The fix was editing the static pod manifests under /etc/kubernetes/manifests/ on the control plane node to change the binding from 127.0.0.1 to 0.0.0.0:
sudo sed -i 's|--bind-address=127.0.0.1|--bind-address=0.0.0.0|' \
/etc/kubernetes/manifests/kube-controller-manager.yaml
sudo sed -i 's|--bind-address=127.0.0.1|--bind-address=0.0.0.0|' \
/etc/kubernetes/manifests/kube-scheduler.yaml
sudo sed -i 's|--listen-metrics-urls=http://127.0.0.1:2381|--listen-metrics-urls=http://0.0.0.0:2381|' \
/etc/kubernetes/manifests/etcd.yamlkubelet watches those files and automatically recreates the pods when they change. The etcd restart briefly takes the Kubernetes API offline (maybe 15 seconds on a single-control-plane cluster) but everything came back clean.

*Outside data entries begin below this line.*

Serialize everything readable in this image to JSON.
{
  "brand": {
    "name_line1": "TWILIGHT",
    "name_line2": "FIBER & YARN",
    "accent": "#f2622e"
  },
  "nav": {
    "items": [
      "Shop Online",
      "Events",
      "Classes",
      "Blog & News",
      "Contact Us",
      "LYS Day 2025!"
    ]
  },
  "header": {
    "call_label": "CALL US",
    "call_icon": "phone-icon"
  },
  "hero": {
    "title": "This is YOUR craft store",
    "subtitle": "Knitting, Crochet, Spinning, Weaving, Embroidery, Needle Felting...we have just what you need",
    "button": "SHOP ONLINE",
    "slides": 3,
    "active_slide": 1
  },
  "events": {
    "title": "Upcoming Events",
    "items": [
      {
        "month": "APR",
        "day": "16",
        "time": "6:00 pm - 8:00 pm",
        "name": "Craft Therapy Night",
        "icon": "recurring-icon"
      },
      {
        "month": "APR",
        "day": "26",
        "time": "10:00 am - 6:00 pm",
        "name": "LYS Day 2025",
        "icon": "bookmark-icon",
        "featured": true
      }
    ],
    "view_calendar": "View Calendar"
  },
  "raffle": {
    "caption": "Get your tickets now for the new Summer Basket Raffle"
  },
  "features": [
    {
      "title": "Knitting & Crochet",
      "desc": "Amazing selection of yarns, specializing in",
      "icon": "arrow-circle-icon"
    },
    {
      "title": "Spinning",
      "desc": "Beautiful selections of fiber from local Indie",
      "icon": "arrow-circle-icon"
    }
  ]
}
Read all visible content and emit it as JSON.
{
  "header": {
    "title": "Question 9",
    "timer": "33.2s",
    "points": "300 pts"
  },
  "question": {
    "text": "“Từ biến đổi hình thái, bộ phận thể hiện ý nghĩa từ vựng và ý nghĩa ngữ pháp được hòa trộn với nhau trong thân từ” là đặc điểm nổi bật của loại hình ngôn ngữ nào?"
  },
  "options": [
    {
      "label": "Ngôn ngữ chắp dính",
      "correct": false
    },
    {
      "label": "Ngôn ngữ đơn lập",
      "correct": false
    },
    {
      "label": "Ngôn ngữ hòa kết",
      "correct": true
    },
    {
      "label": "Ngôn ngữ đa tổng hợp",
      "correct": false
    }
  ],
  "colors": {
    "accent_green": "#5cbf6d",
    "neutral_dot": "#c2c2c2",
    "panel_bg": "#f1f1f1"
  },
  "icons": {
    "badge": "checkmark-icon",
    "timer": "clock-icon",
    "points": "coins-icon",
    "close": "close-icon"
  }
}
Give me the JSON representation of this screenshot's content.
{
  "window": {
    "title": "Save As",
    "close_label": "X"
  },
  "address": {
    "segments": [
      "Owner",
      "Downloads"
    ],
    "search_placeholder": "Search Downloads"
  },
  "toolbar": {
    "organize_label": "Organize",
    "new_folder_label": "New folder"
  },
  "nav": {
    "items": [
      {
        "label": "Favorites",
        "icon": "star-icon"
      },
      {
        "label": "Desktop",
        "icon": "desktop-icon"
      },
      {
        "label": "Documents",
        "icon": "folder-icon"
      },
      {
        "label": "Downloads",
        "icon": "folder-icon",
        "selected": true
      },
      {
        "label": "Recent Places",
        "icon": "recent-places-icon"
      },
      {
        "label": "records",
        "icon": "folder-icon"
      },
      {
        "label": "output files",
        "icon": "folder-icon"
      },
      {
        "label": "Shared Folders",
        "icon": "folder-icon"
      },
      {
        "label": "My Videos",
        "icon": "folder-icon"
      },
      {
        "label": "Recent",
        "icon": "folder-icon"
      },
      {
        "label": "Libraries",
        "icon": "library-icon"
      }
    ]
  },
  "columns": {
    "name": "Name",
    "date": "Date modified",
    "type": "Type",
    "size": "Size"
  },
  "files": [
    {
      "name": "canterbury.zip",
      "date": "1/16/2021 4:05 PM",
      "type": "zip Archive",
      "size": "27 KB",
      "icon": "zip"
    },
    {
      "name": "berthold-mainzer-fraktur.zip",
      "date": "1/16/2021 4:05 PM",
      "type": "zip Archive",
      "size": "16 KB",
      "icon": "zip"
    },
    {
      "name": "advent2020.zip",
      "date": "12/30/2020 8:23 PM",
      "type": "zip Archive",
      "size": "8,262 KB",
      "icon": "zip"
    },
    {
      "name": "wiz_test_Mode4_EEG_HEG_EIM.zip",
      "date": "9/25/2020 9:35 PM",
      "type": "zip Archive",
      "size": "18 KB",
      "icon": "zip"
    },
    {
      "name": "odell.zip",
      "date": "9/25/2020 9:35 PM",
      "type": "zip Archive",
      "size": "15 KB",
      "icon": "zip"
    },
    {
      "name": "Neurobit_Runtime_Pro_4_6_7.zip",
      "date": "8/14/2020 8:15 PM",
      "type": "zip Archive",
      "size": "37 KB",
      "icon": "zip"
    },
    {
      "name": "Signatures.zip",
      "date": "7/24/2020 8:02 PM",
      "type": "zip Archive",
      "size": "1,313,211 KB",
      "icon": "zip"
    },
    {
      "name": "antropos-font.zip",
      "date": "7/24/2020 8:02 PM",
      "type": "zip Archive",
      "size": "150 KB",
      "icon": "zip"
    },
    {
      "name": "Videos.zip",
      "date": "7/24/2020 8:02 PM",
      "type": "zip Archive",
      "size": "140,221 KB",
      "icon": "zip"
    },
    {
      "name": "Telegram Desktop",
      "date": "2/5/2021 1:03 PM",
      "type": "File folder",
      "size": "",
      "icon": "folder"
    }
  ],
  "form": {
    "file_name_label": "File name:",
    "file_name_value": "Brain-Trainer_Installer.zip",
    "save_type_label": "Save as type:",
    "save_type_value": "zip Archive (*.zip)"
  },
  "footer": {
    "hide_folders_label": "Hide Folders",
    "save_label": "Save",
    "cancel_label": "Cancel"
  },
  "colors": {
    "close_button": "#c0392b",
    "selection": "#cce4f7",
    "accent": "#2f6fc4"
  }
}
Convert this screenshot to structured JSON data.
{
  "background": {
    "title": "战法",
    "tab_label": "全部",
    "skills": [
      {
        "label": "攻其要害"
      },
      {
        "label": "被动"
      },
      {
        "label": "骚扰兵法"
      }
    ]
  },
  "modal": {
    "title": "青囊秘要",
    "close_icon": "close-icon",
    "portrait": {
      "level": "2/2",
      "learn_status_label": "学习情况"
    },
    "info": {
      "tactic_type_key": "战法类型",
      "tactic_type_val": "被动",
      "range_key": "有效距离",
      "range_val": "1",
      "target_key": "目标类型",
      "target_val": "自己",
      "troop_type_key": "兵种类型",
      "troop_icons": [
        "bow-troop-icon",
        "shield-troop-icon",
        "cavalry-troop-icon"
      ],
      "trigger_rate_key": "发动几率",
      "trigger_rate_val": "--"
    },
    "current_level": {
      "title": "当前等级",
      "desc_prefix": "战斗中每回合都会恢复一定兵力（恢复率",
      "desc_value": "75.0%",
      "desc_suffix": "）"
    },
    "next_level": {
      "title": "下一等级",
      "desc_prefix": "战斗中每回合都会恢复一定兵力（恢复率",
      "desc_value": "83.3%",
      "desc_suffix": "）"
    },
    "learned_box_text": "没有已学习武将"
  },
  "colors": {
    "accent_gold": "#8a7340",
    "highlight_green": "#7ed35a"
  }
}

This is worth thinking about from a security perspective. Changing the binding to 0.0.0.0 means any pod in the cluster can now reach those metrics endpoints, not just the node itself. For a homelab with a single tenant and no untrusted workloads, the risk is low — the endpoints still enforce TLS auth, and an attacker with pod execution already has bigger problems. For a production multi-tenant cluster, the right answer is a NetworkPolicy restricting access to the Prometheus pod. I'll add one when I have a reason to.
What this actually gives me
Now that the pipeline works, when something breaks on the cluster:
- Alertmanager groups related alerts, waits 30 seconds, then POSTs a webhook
- My service checks if a runbook for this alert exists already — if yes, it sends a Discord alert and stops. If not, it calls Claude, gets back a markdown runbook with likely causes and investigation commands, commits it to
homelab-runbooks, and sends a Discord alert - I get a Discord ping with a link, click through, and read AI-generated starting points for debugging
For persistent alerts I get a reminder every hour (Alertmanager's repeat_interval), but the runbook itself is only generated once. This keeps both the token cost and the Git history bounded.